Cadbury Dairy Milk has released its latest piece of entertainment, this time featuring airport vehicles racing down a runway to the strains of Queen’s "Don’t Stop Me Now."

Clearly, nobody can stop these guys. They’re the folks who brought us a gorilla drumming to Phil Collins’ "In the Air Tonight.

But they sell chocolate bars.

I wrote about the musical ape last year, sharing my dim expectation that an ad should have at least some vague, tangential, or even, gasp, meaningful selling message for a product or service. 

That’s not what the braintrust at Cadbury believes. Here’s what the marketing director responsible for the latest ad said when it was "debuted" late last month:

"We’ve brought the high speed excitement of a Hollywood car chase to these slow-moving airport trucks. It’s a magical piece of film designed to bring a smile to your face. The production is set to make unlikely stars out of the humble airport trucks much as we did with our drumming gorilla."

But they sell chocolate bars.

2007 wasn’t a great year for Cadbury, as it reported a 2.1% drop in operating profit for the year, and cancelled plans for a profit return to shareholders.
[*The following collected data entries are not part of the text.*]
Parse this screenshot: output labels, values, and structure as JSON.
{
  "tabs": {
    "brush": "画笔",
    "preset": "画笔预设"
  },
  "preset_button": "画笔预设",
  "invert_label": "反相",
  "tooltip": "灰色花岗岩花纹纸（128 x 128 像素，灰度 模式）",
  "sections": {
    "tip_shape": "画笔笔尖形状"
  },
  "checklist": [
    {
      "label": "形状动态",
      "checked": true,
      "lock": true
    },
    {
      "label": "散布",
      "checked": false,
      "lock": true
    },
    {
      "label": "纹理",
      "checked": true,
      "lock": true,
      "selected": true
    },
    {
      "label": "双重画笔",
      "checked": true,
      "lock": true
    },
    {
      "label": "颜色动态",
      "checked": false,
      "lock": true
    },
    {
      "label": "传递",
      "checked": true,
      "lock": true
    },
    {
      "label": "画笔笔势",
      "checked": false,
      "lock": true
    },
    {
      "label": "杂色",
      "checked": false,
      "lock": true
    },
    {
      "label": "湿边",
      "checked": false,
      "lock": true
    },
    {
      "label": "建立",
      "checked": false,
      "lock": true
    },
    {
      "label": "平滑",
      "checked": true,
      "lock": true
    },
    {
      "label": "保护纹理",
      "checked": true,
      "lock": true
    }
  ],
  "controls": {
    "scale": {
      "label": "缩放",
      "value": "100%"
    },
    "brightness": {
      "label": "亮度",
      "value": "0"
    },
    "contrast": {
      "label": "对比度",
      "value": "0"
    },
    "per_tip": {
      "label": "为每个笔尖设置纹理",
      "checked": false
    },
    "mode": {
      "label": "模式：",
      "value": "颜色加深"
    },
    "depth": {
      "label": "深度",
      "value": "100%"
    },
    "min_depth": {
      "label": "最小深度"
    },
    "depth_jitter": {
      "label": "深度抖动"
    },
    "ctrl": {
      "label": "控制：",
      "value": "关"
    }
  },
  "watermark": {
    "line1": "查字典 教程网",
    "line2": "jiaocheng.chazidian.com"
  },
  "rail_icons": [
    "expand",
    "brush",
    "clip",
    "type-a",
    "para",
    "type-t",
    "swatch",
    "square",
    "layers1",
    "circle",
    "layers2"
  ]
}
Its Dairy Milk brand did well, though, with solid growth in the UK and emerging markets.

Did the gorilla ad contribute to those sales? To its credit, the company simply cites the results as being due to "strong growth." So it was successful because, well, it succeeded. Brilliant.
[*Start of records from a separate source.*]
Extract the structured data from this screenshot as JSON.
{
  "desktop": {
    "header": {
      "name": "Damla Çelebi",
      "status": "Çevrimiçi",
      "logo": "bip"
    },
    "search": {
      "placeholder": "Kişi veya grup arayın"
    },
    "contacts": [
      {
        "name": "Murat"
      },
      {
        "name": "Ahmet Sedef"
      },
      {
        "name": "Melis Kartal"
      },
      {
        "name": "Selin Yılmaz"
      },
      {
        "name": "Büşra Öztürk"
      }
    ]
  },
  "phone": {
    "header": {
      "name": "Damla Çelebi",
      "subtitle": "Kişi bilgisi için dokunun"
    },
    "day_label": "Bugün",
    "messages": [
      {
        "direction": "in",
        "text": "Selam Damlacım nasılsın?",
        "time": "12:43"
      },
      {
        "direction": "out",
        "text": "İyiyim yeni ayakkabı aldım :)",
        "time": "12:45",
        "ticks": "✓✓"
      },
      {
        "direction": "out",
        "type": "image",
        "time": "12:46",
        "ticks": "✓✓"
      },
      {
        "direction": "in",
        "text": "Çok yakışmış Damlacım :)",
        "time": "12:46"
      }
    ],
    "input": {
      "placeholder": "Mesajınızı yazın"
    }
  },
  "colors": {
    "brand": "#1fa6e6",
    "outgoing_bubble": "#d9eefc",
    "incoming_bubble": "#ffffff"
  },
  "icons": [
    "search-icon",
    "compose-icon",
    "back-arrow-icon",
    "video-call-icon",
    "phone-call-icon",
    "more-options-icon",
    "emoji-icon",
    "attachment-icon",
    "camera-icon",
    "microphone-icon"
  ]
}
There sure was some buzz about it among creative types, and there’s an argument that there’s no such thing as bad publicity. Even my dissing it contributed to brand awareness, so the traditional logic goes.
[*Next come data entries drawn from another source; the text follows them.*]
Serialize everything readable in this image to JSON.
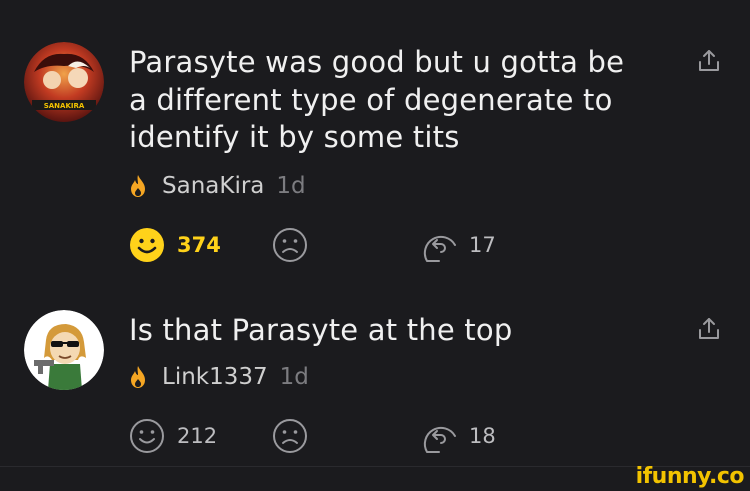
{
  "comments": [
    {
      "text_lines": [
        "Parasyte was good but u gotta be",
        "a different type of degenerate to",
        "identify it by some tits"
      ],
      "username": "SanaKira",
      "time": "1d",
      "smile_count": "374",
      "replies": "17",
      "avatar_label": "SANAKIRA"
    },
    {
      "text_lines": [
        "Is that Parasyte at the top"
      ],
      "username": "Link1337",
      "time": "1d",
      "smile_count": "212",
      "replies": "18"
    }
  ],
  "brand": "ifunny.co",
  "colors": {
    "accent": "#ffd21a",
    "flame": "#f5a623",
    "icon": "#9a9a9e"
  }
}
But they sell chocolate bars.

I suspect there’s a lot more going on in the business, or around it, that prompted the sales success: new distribution, better merchandising, competitive pricing, competitor difficulties. Or the results could simply benefit from a year-over-year comparison to an utterly awful 2006. The bold plans for 2008 call mostly for cost-reduction, which doesn’t bode well for company hopes for ads that don’t really sell its products.

My guess is that company brass don’t have a model that connects its branding to its business. It probably measures awareness, broadly, and has some math to correlate it to sales, generally. But the rest of the rationale is found in its agency creative and stacks of press clippings. 

And if and when sales sputter next year, Cadbury will cancel the next iteration of its inane ads, and focus instad on propping up the real drivers of its business. Creative people will cry foul. Brand gurus will slam them for being so short-sighted and looking at sales. The entertainment-as-content brokers will shudder when they lose one of the obvious targets for re-selling other aging rocker hits.

And the world will be without a new piece of entertainment…er….i mean, advertising, don’t I?